Jan 26, 2012
Volunteers try to save pilot whales stranded at Farewell Spit in New Zealand. Photo: Virginia Woolf
The last 33 pilot whales from a pod of 99 that stranded on Farewell Spit in New Zealand's Golden Bay have had to be shot after washing back on to the beach.
Only 17 whales have survived the third mass stranding this summer.
The group of 33 whales - seen swimming to safety yesterday - were found back on the spit in extreme distress this morning and the decision was quickly made to shoot them, Department of Conservation spokesman Nigel Mountford told NZ Newswire.
They had restranded further along the spit and with gale force winds forecast it was believed they would not survive another tidal cycle.
"They have been through five tidal cycles and been refloated twice and they have shown no inclination to swim away," Mr Mountford said.
They were shot by a team of four experts this morning.
If they were left alone it was possible the weakened creatures would swim away and cause a stranding alert somewhere else on the country's coast.
The dead whales will be dragged up into the dunes where they will be left to decompose.

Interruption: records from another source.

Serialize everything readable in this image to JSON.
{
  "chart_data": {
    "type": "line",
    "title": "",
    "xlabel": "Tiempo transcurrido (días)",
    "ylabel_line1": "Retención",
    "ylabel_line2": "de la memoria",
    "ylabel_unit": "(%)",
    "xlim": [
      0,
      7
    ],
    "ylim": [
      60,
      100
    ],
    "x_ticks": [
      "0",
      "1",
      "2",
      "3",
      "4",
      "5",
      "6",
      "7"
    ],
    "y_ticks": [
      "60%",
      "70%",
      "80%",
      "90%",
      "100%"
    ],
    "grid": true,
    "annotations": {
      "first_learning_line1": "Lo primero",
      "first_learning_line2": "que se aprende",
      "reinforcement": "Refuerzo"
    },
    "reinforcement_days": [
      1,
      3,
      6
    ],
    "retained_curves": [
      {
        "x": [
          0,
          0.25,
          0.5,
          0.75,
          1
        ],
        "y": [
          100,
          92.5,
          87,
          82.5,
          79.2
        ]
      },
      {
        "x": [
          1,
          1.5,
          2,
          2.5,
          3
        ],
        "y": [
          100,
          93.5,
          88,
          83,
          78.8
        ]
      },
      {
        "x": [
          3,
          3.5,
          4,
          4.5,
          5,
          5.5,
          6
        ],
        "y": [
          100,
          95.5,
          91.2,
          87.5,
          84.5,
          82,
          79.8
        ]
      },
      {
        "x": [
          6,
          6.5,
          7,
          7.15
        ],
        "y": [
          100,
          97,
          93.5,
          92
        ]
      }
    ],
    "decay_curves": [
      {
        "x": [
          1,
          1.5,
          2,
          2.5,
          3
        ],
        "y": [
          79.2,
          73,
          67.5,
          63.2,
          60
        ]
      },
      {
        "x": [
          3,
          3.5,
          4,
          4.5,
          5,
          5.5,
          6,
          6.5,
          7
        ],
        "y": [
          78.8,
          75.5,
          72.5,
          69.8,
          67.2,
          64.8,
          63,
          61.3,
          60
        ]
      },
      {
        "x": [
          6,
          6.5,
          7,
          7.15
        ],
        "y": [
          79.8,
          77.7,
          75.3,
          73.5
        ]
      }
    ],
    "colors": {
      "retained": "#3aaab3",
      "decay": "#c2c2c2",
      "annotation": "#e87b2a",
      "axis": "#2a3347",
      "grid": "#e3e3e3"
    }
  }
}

The whales first stranded near the base of the spit on Monday. Survivors were refloated twice before the decision was made not to try a third refloating.
"It's disappointing for the volunteers who put their heart and soul into it," Mr Mountford said.
However, many of the dozens of volunteers would have had unique experience getting up close to a mammal they would not normally see.
"There were a lot of overseas visitors. It was like a United Nations out there."
It's inevitable in any stranding that some of the pod would not survive, he said.
The good news was that 17 whales, which were apparently waiting for the rest of the pod, were last seen swimming towards open water.